In [1]:
import pandas as pd
import numpy as np
import lightgbm as lgb
from sklearn.model_selection import StratifiedKFold
from sklearn.preprocessing import LabelEncoder
from matplotlib.pyplot import plot, show
from sklearn.metrics import roc_auc_score
import json
from gensim.models.word2vec import Word2Vec

In [2]:
df_train = pd.read_csv('data/train_dataset.csv', sep='\t')
df_test = pd.read_csv('data/test_dataset.csv', sep='\t')
sub = pd.read_csv('data/submit_example.csv')
df_test['id'] = sub['id']
df = pd.concat([df_train, df_test])

# **细化特征**

In [3]:
df['location_first_lvl'] = df['location'].astype(str).apply(lambda x: json.loads(x)['first_lvl'])
df['location_sec_lvl'] = df['location'].astype(str).apply(lambda x: json.loads(x)['sec_lvl'])
df['location_third_lvl'] = df['location'].astype(str).apply(lambda x: json.loads(x)['third_lvl'])

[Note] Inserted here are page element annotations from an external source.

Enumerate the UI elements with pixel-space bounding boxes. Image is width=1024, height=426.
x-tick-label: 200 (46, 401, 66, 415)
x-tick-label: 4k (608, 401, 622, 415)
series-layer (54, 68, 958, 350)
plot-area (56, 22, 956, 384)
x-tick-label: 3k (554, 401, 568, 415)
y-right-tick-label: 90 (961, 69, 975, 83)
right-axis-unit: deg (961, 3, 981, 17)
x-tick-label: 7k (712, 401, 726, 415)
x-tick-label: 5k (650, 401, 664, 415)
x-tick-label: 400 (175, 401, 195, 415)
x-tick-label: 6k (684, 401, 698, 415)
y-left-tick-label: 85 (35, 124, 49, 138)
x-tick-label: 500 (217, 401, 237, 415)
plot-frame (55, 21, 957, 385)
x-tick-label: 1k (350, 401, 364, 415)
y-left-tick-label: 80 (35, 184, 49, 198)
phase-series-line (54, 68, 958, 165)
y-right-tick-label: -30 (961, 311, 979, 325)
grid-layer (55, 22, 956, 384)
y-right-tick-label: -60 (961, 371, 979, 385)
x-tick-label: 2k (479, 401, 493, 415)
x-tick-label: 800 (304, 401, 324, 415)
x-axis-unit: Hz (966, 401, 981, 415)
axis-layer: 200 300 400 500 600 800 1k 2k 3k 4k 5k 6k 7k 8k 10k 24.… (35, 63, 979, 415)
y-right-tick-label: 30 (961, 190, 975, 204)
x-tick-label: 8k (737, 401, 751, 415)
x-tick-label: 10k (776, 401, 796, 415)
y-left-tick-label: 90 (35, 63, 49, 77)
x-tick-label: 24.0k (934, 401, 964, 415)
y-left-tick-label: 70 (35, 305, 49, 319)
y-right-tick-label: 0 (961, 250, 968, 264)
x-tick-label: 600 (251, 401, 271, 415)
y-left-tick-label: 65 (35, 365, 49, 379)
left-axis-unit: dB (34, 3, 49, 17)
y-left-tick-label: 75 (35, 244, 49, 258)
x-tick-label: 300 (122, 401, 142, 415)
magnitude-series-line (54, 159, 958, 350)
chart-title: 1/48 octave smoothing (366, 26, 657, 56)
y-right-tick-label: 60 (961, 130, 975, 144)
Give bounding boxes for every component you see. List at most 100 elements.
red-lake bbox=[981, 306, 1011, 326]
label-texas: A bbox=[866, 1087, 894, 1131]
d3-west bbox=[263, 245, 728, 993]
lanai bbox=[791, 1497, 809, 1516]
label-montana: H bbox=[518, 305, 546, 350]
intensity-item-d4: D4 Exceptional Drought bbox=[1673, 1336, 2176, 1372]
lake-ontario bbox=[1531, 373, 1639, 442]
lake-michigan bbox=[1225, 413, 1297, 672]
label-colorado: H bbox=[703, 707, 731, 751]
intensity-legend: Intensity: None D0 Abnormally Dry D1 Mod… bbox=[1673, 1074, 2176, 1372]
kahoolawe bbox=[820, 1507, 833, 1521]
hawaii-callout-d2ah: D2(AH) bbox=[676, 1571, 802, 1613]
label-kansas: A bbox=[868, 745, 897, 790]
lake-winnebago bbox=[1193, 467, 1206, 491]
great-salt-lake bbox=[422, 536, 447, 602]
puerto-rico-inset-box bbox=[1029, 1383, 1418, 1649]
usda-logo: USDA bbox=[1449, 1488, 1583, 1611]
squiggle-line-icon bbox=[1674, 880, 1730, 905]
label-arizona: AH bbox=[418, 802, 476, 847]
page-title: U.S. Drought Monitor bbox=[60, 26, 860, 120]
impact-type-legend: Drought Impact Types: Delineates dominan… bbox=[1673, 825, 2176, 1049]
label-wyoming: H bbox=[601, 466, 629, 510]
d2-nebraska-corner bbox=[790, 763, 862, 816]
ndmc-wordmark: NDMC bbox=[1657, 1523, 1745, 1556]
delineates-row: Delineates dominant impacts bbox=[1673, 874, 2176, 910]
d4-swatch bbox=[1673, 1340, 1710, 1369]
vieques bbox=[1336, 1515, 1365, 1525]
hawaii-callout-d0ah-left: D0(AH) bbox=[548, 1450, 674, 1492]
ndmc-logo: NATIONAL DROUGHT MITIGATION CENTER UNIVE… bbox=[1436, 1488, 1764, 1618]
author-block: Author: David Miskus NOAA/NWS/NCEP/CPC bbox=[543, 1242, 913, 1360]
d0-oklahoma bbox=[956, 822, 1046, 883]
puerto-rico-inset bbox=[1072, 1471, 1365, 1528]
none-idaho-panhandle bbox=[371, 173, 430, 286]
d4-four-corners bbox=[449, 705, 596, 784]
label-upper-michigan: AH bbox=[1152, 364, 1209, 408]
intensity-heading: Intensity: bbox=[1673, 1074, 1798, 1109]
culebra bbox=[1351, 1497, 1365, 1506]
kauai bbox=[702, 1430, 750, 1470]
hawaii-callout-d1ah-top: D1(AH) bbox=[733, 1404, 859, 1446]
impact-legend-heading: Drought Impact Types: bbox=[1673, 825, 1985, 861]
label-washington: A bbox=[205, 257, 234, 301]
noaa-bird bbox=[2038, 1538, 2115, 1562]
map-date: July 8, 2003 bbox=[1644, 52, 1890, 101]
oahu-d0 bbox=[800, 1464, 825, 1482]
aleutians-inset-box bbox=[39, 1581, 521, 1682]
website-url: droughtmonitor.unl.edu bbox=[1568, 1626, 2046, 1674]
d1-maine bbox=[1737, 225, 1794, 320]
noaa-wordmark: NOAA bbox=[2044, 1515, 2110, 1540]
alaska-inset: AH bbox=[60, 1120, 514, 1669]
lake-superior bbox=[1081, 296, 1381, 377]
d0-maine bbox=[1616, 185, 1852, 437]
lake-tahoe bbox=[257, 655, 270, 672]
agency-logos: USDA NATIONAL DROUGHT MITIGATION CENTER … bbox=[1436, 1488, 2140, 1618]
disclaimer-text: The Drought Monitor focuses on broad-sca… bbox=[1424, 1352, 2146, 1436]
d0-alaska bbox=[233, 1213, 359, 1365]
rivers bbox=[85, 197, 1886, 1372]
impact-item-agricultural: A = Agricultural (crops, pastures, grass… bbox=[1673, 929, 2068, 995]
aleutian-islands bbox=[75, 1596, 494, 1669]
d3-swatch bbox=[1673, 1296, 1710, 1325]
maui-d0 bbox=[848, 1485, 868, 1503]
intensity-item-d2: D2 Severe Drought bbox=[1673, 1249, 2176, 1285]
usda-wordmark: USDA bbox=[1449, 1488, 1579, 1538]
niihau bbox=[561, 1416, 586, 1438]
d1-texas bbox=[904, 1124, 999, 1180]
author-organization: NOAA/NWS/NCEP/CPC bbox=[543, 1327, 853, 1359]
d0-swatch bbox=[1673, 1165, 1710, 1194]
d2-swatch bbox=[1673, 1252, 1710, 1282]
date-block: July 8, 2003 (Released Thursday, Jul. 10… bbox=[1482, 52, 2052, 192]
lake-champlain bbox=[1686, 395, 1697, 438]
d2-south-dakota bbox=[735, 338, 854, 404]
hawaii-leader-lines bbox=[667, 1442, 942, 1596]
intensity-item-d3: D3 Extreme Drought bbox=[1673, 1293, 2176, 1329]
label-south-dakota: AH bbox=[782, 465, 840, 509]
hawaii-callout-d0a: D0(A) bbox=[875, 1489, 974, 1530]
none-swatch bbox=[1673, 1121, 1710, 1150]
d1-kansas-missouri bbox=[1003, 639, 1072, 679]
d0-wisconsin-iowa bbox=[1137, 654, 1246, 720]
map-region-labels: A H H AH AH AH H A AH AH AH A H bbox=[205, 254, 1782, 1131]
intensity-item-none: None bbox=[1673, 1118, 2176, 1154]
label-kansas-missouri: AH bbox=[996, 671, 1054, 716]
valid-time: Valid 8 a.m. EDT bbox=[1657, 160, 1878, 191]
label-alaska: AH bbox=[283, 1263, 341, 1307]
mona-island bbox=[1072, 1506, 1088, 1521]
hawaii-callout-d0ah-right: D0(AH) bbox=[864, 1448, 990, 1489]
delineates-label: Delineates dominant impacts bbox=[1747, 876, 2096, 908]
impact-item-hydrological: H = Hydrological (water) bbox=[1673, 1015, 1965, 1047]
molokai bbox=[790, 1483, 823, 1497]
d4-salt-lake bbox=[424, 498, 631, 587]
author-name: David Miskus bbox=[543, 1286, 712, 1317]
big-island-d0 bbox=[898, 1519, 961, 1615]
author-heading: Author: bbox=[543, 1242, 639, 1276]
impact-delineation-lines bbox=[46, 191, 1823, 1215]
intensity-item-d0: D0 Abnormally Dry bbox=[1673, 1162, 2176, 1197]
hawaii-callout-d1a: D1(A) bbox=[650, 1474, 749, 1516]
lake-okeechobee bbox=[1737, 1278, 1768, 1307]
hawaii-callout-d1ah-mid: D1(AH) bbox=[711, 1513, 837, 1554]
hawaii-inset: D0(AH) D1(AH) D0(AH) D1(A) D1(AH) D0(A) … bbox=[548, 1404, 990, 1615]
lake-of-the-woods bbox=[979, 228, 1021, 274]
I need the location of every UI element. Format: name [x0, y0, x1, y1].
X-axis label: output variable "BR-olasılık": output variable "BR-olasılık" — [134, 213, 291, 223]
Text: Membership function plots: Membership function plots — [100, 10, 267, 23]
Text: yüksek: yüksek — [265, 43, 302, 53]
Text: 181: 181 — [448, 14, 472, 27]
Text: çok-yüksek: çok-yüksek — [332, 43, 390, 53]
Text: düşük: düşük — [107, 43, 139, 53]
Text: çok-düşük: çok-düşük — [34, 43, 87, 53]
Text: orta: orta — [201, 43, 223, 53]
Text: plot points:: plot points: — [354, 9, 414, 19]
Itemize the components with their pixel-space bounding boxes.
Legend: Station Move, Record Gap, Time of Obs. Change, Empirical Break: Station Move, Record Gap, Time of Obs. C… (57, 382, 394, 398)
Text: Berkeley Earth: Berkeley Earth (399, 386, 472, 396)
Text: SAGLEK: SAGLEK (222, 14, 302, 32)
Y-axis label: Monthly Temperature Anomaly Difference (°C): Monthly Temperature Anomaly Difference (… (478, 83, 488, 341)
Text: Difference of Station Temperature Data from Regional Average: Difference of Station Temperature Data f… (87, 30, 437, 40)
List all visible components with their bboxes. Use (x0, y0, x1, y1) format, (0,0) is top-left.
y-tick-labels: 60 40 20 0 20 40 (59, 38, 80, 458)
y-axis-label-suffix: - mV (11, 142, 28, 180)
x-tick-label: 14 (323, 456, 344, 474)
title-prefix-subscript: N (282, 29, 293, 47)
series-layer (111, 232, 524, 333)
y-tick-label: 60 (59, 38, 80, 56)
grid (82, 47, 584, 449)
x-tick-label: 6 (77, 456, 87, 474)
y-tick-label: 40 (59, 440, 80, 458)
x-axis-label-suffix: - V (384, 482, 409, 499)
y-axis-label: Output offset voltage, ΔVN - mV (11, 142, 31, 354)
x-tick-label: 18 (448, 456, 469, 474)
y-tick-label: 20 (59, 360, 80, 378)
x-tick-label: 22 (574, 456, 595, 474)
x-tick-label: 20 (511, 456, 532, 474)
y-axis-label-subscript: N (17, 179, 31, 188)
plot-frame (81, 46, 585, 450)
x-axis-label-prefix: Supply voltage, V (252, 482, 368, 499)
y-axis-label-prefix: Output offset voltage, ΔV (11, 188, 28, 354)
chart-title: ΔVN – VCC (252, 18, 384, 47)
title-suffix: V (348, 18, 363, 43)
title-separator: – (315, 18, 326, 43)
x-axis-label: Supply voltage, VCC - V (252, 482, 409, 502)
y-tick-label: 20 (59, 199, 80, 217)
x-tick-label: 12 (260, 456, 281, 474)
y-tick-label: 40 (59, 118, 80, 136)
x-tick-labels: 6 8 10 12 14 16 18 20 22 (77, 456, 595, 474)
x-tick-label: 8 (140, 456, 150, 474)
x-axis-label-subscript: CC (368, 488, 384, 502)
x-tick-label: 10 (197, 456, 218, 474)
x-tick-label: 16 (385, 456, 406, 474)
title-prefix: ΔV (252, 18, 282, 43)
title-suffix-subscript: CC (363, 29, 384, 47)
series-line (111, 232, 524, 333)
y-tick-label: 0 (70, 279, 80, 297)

feats = ['user_name', 'action', 'auth_type', 'ip_location_type_keyword', 'ip_risk_level', 'ip', 'location',
         'device_model', 'os_type', 'os_version', 'browser_type', 'browser_version', 'bus_system_code', 'op_target',
         'location_first_lvl', 'location_sec_lvl', 'location_third_lvl',
         ]
cat = []


LABEL = 'risk_label'

df['sec'] = df['session_id'].apply(lambda x: int(x[-7:-5]))
df['sec_sin'] = np.sin(df['sec'] / 60 * 2 * np.pi)
df['sec_cos'] = np.cos(df['sec'] / 60 * 2 * np.pi)
df['op_date'] = pd.to_datetime(df['op_date'])
df['hour'] = df['op_date'].dt.hour
df['weekday'] = df['op_date'].dt.weekday
df['year'] = df['op_date'].dt.year
df['month'] = df['op_date'].dt.month
df['day'] = df['op_date'].dt.day
df['op_ts'] = df["op_date"].values.astype(np.int64) // 10 ** 9
df = df.sort_values(by=['user_name', 'op_ts']).reset_index(drop=True)
df['last_ts'] = df.groupby(['user_name'])['op_ts'].shift(1)
df['last_ts2'] = df.groupby(['user_name'])['op_ts'].shift(2)
df['ts_diff'] = df['op_ts'] - df['last_ts']
df['ts_diff2'] = df['op_ts'] - df['last_ts2']
feats += ['sec',
          'sec_sin', 'sec_cos',
          'op_ts', 'last_ts', 'ts_diff',
          'last_ts2',
          'ts_diff2',
          ]

# **特征构造（衍生特征）**

In [4]:
for name in ['auth_type']:
    df[name + '_fillna'] = df[name].astype('str')
    sent = df.groupby(['user_name', 'year', 'month', 'day'])[name + '_fillna'].agg(list).values

    vec_size = 6
    w2v_model = Word2Vec(sentences=sent, vector_size=vec_size, window=12, min_count=1, workers=1)
    tmp = df[name + '_fillna'].map(lambda x: w2v_model.wv[x])
    tmp = pd.DataFrame(list(tmp))
    tmp.columns = ['_'.join([name, 'emb', str(i)]) for i in range(vec_size)]
    df = pd.concat([df, tmp], axis=1)
    feats += list(tmp.columns)

for name in ['mean', 'std', 'max', 'min', 'median', 'skew']:
    for name1 in ['user_name', 'bus_system_code', 'auth_type', 'action',
                  ]:  # 'op_target'

        df[name1 + '_ts_diff_' + name] = df.groupby([name1])['ts_diff'].transform(name)
        feats.append(name1 + '_ts_diff_' + name)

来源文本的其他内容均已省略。